Domain Tools says “Google had was generating as much as $3 million dollars a month from the practice.” Google is rumored to do away with that $3 million to uphold their motto of don’t be evil. Domain Park ads have been one of Google’s most controversial programs.
As I explained, users who land on a parked domain with AdSense for Domains are often confused. They click on the ads, in my opinion, out of not knowing what else to do. Advertisers, from what I hear, are not happy with the conversions on those ads. To Google’s credit, Google will allow advertisers to opt out of placing ads on domain park sites. However, this does not help with a searcher or user landing on these pages.
Domainers are not happy with this potential Google policy change (it has yet to be confirmed by Google).
Check more discussion at Techmeme.
Postscript From Danny: To clarify on the “confusion” aspect, that’s not applicable to all domain situations. Many people are interested in a particular topic and for a variety of reasons will guess that by putting words together and slapping a .com on the end, they’ll end up some place relevant. And many parked domains indeed will have relevant ads. However, you can have people enter typos, where they are trying to reach a particular site and get to another one by mistake. In addition, you can have domains that are not using generic terms, not targeted to anything in particular, where someone may wind up on them not really sure where they’ve gotten to. The conversion aspect for an advertiser on such domains is much more an issue than with other types.

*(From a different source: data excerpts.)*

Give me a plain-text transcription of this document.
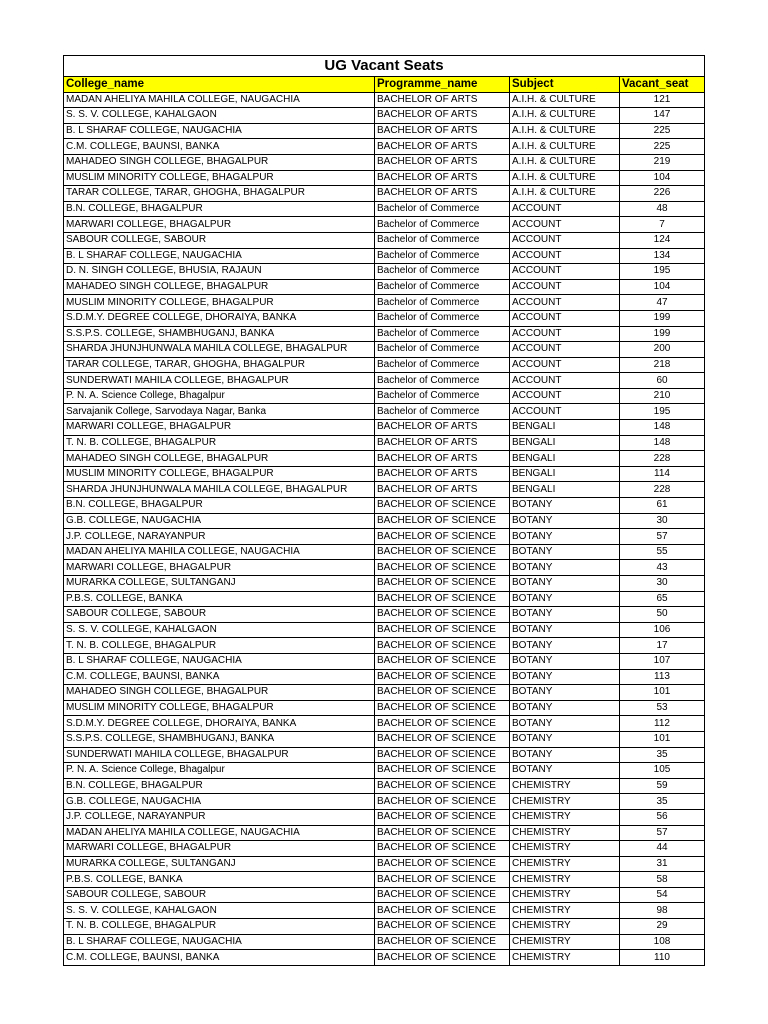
UG Vacant Seats			
College_name	Programme_name	Subject	Vacant_seat
MADAN AHELIYA MAHILA COLLEGE, NAUGACHIA	BACHELOR OF ARTS	A.I.H. & CULTURE	121
S. S. V. COLLEGE, KAHALGAON	BACHELOR OF ARTS	A.I.H. & CULTURE	147
B. L SHARAF COLLEGE, NAUGACHIA	BACHELOR OF ARTS	A.I.H. & CULTURE	225
C.M. COLLEGE, BAUNSI, BANKA	BACHELOR OF ARTS	A.I.H. & CULTURE	225
MAHADEO SINGH COLLEGE, BHAGALPUR	BACHELOR OF ARTS	A.I.H. & CULTURE	219
MUSLIM MINORITY COLLEGE, BHAGALPUR	BACHELOR OF ARTS	A.I.H. & CULTURE	104
TARAR COLLEGE, TARAR, GHOGHA, BHAGALPUR	BACHELOR OF ARTS	A.I.H. & CULTURE	226
B.N. COLLEGE, BHAGALPUR	Bachelor of Commerce	ACCOUNT	48
MARWARI COLLEGE, BHAGALPUR	Bachelor of Commerce	ACCOUNT	7
SABOUR COLLEGE, SABOUR	Bachelor of Commerce	ACCOUNT	124
B. L SHARAF COLLEGE, NAUGACHIA	Bachelor of Commerce	ACCOUNT	134
D. N. SINGH COLLEGE, BHUSIA, RAJAUN	Bachelor of Commerce	ACCOUNT	195
MAHADEO SINGH COLLEGE, BHAGALPUR	Bachelor of Commerce	ACCOUNT	104
MUSLIM MINORITY COLLEGE, BHAGALPUR	Bachelor of Commerce	ACCOUNT	47
S.D.M.Y. DEGREE COLLEGE, DHORAIYA, BANKA	Bachelor of Commerce	ACCOUNT	199
S.S.P.S. COLLEGE, SHAMBHUGANJ, BANKA	Bachelor of Commerce	ACCOUNT	199
SHARDA JHUNJHUNWALA MAHILA COLLEGE, BHAGALPUR	Bachelor of Commerce	ACCOUNT	200
TARAR COLLEGE, TARAR, GHOGHA, BHAGALPUR	Bachelor of Commerce	ACCOUNT	218
SUNDERWATI MAHILA COLLEGE, BHAGALPUR	Bachelor of Commerce	ACCOUNT	60
P. N. A. Science College, Bhagalpur	Bachelor of Commerce	ACCOUNT	210
Sarvajanik College, Sarvodaya Nagar, Banka	Bachelor of Commerce	ACCOUNT	195
MARWARI COLLEGE, BHAGALPUR	BACHELOR OF ARTS	BENGALI	148
T. N. B. COLLEGE, BHAGALPUR	BACHELOR OF ARTS	BENGALI	148
MAHADEO SINGH COLLEGE, BHAGALPUR	BACHELOR OF ARTS	BENGALI	228
MUSLIM MINORITY COLLEGE, BHAGALPUR	BACHELOR OF ARTS	BENGALI	114
SHARDA JHUNJHUNWALA MAHILA COLLEGE, BHAGALPUR	BACHELOR OF ARTS	BENGALI	228
B.N. COLLEGE, BHAGALPUR	BACHELOR OF SCIENCE	BOTANY	61
G.B. COLLEGE, NAUGACHIA	BACHELOR OF SCIENCE	BOTANY	30
J.P. COLLEGE, NARAYANPUR	BACHELOR OF SCIENCE	BOTANY	57
MADAN AHELIYA MAHILA COLLEGE, NAUGACHIA	BACHELOR OF SCIENCE	BOTANY	55
MARWARI COLLEGE, BHAGALPUR	BACHELOR OF SCIENCE	BOTANY	43
MURARKA COLLEGE, SULTANGANJ	BACHELOR OF SCIENCE	BOTANY	30
P.B.S. COLLEGE, BANKA	BACHELOR OF SCIENCE	BOTANY	65
SABOUR COLLEGE, SABOUR	BACHELOR OF SCIENCE	BOTANY	50
S. S. V. COLLEGE, KAHALGAON	BACHELOR OF SCIENCE	BOTANY	106
T. N. B. COLLEGE, BHAGALPUR	BACHELOR OF SCIENCE	BOTANY	17
B. L SHARAF COLLEGE, NAUGACHIA	BACHELOR OF SCIENCE	BOTANY	107
C.M. COLLEGE, BAUNSI, BANKA	BACHELOR OF SCIENCE	BOTANY	113
MAHADEO SINGH COLLEGE, BHAGALPUR	BACHELOR OF SCIENCE	BOTANY	101
MUSLIM MINORITY COLLEGE, BHAGALPUR	BACHELOR OF SCIENCE	BOTANY	53
S.D.M.Y. DEGREE COLLEGE, DHORAIYA, BANKA	BACHELOR OF SCIENCE	BOTANY	112
S.S.P.S. COLLEGE, SHAMBHUGANJ, BANKA	BACHELOR OF SCIENCE	BOTANY	101
SUNDERWATI MAHILA COLLEGE, BHAGALPUR	BACHELOR OF SCIENCE	BOTANY	35
P. N. A. Science College, Bhagalpur	BACHELOR OF SCIENCE	BOTANY	105
B.N. COLLEGE, BHAGALPUR	BACHELOR OF SCIENCE	CHEMISTRY	59
G.B. COLLEGE, NAUGACHIA	BACHELOR OF SCIENCE	CHEMISTRY	35
J.P. COLLEGE, NARAYANPUR	BACHELOR OF SCIENCE	CHEMISTRY	56
MADAN AHELIYA MAHILA COLLEGE, NAUGACHIA	BACHELOR OF SCIENCE	CHEMISTRY	57
MARWARI COLLEGE, BHAGALPUR	BACHELOR OF SCIENCE	CHEMISTRY	44
MURARKA COLLEGE, SULTANGANJ	BACHELOR OF SCIENCE	CHEMISTRY	31
P.B.S. COLLEGE, BANKA	BACHELOR OF SCIENCE	CHEMISTRY	58
SABOUR COLLEGE, SABOUR	BACHELOR OF SCIENCE	CHEMISTRY	54
S. S. V. COLLEGE, KAHALGAON	BACHELOR OF SCIENCE	CHEMISTRY	98
T. N. B. COLLEGE, BHAGALPUR	BACHELOR OF SCIENCE	CHEMISTRY	29
B. L SHARAF COLLEGE, NAUGACHIA	BACHELOR OF SCIENCE	CHEMISTRY	108
C.M. COLLEGE, BAUNSI, BANKA	BACHELOR OF SCIENCE	CHEMISTRY	110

Postscript 2: Google sent this statement:
We have long discouraged domain kiting as a practice. In order to more effectively deter it, we are launching a new domain kiting detection system. If we determine that a domain is being kited, we will not allow Google ads to appear on the site. We believe that this policy will have a positive impact for users and domain purchasers across the web.
Domain kiting is when someone registers a domain but never pays for it, then keeps registering it. Google said the policy will only apply to kiting. Those doing domain tasting — registering a site, trying it out with ads, and then actually paying for it — will not be impacted.